Pedro Afonso comments on Reflectively stable consequentialists are expected utility maximisers

Pedro Afonso 19 Apr 2026 11:24 UTC
10 points
0
Well, hello everyone, I hope you liked my post. I put quite a lot of effort into it. While reading other posts here you sometimes see people say something like how an advanced agent, if they don’t start as an expected utility maximiser, would realise that their behaviour is exploitable or otherwise deficient, and following the theorems change how they act (into being an EU maximiser) so that stops being the case. Now they can instead simply point here to show that something close to that is a beautiful theorem. I expect most people to disagree, but I think this is better than the VNM theorem and can serve as an alternative to it (which is why I called the definitions axioms).
There are many complaint you can have about it. Maybe you think that my definition of reflective stability is a bit contrived, or that some other decision theory is superior, or that the interpretation of probability is not completely clear, and that I should have derived it instead of taking it for granted, etc. This is not intended to be the be-all and end-all on the never-ending debate on the topic, but I think the assumptions here are good enough to have some bearing on the behaviour of real-life agents, and aren’t they nice assumptions to break?
Anyway, while it ended up being more interesting than I had expected, this post is an ad. And the main reason why I wrote it is to somehow get funding. For a long time I’ve been trying to get a job as a researcher, and at that I’ve had exactly zero success. I don’t know what “the reason” for that is, it’s not like funders bother to explain their rationale, but I can guess:
- For a field where basically nothing happens (except some results in mechanistic interpretability) there sure is a lot of competition
- I just haven’t applied to many funders and potential employers, and there just aren’t that many
- Maybe they think I’m incompetent
- Maybe they think my ideas just aren’t good enough
After talking to some people who are probably somewhat well informed about the funding situation, I arrived at the conclusion that there is basically no hope for me, and my only realistic option left was to become known, which sounds horrible, but if that’s what it takes to have a chance at success, I was willing to do it. My plan was to write a LW post under my actual name with some work on a topic that might interest funders who read the site, so I chose expected utility maximisation, because it’s a popular topic, working on it won’t advance capabilities, and it seemed plausible that I could produce some clean mathematical result. So here it is.

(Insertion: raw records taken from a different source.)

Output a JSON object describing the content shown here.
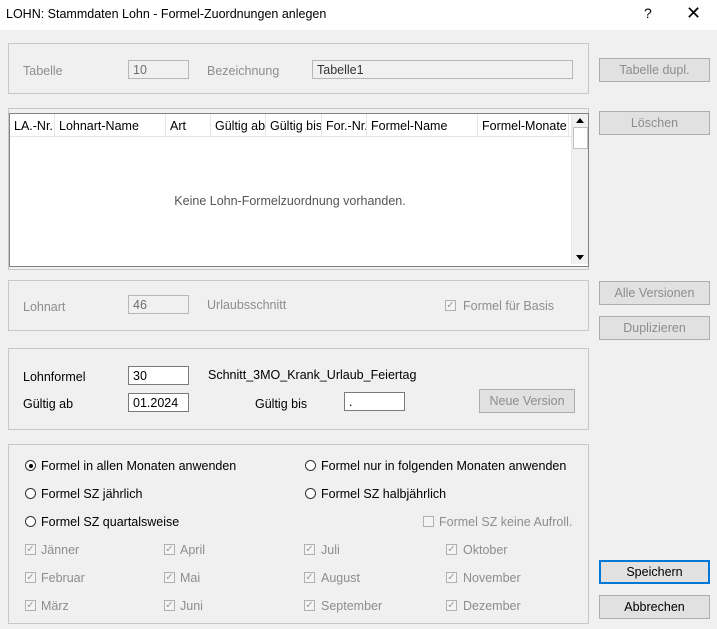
{
  "window": {
    "title": "LOHN: Stammdaten Lohn - Formel-Zuordnungen anlegen",
    "help": "?",
    "close": "✕"
  },
  "table_group": {
    "tabelle_label": "Tabelle",
    "tabelle_value": "10",
    "bezeichnung_label": "Bezeichnung",
    "bezeichnung_value": "Tabelle1"
  },
  "list": {
    "columns": [
      "LA.-Nr.",
      "Lohnart-Name",
      "Art",
      "Gültig ab",
      "Gültig bis",
      "For.-Nr.",
      "Formel-Name",
      "Formel-Monate"
    ],
    "empty_text": "Keine Lohn-Formelzuordnung vorhanden."
  },
  "lohnart_group": {
    "lohnart_label": "Lohnart",
    "lohnart_value": "46",
    "urlaub_label": "Urlaubsschnitt",
    "formel_basis_label": "Formel für Basis",
    "formel_basis_checked": true
  },
  "formel_group": {
    "lohnformel_label": "Lohnformel",
    "lohnformel_value": "30",
    "lohnformel_name": "Schnitt_3MO_Krank_Urlaub_Feiertag",
    "gueltig_ab_label": "Gültig ab",
    "gueltig_ab_value": "01.2024",
    "gueltig_bis_label": "Gültig bis",
    "gueltig_bis_value": ".",
    "neue_version": "Neue Version"
  },
  "months_group": {
    "radios": [
      {
        "label": "Formel in allen Monaten anwenden",
        "selected": true
      },
      {
        "label": "Formel nur in folgenden Monaten anwenden",
        "selected": false
      },
      {
        "label": "Formel SZ jährlich",
        "selected": false
      },
      {
        "label": "Formel SZ halbjährlich",
        "selected": false
      },
      {
        "label": "Formel SZ quartalsweise",
        "selected": false
      }
    ],
    "keine_aufroll": "Formel SZ keine Aufroll.",
    "months": [
      "Jänner",
      "April",
      "Juli",
      "Oktober",
      "Februar",
      "Mai",
      "August",
      "November",
      "März",
      "Juni",
      "September",
      "Dezember"
    ]
  },
  "buttons": {
    "tabelle_dupl": "Tabelle dupl.",
    "loeschen": "Löschen",
    "alle_versionen": "Alle Versionen",
    "duplizieren": "Duplizieren",
    "speichern": "Speichern",
    "abbrechen": "Abbrechen"
  }
}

If you’re a potential funder or employer, I’m sorry to say that I don’t have much evidence of competence. It was never something I cared much about. I studied computer science (though they call it what in English would be “information engineering”) in Spain (next to that supercomputer in a chapel, though I never got to visit it) and then got a job (remotely, I currently live in the UK) at a software and consulting company, first as an intern, and then when the contract expired they offered to extend it by a year as an independent contractor. The new contract lasts until October 31st. I can leave early with a notice of 30 days, but in that case I plan to finish whatever projects I’m working on, to avoid causing them problems, which might take longer than that. I work as a programmer and consultant, with software that mostly does simulation (ODEs) and approximate Bayesian inference with time series data (in a very nice language called Julia), and I have learned a lot. I have never published any papers, but a few might be coming from the work I do there. The only other thing I have on LW under my name (because, if I remember correctly, it was required in order to get the money) that might be evidence I’m not incompetent are the results of a little online contest.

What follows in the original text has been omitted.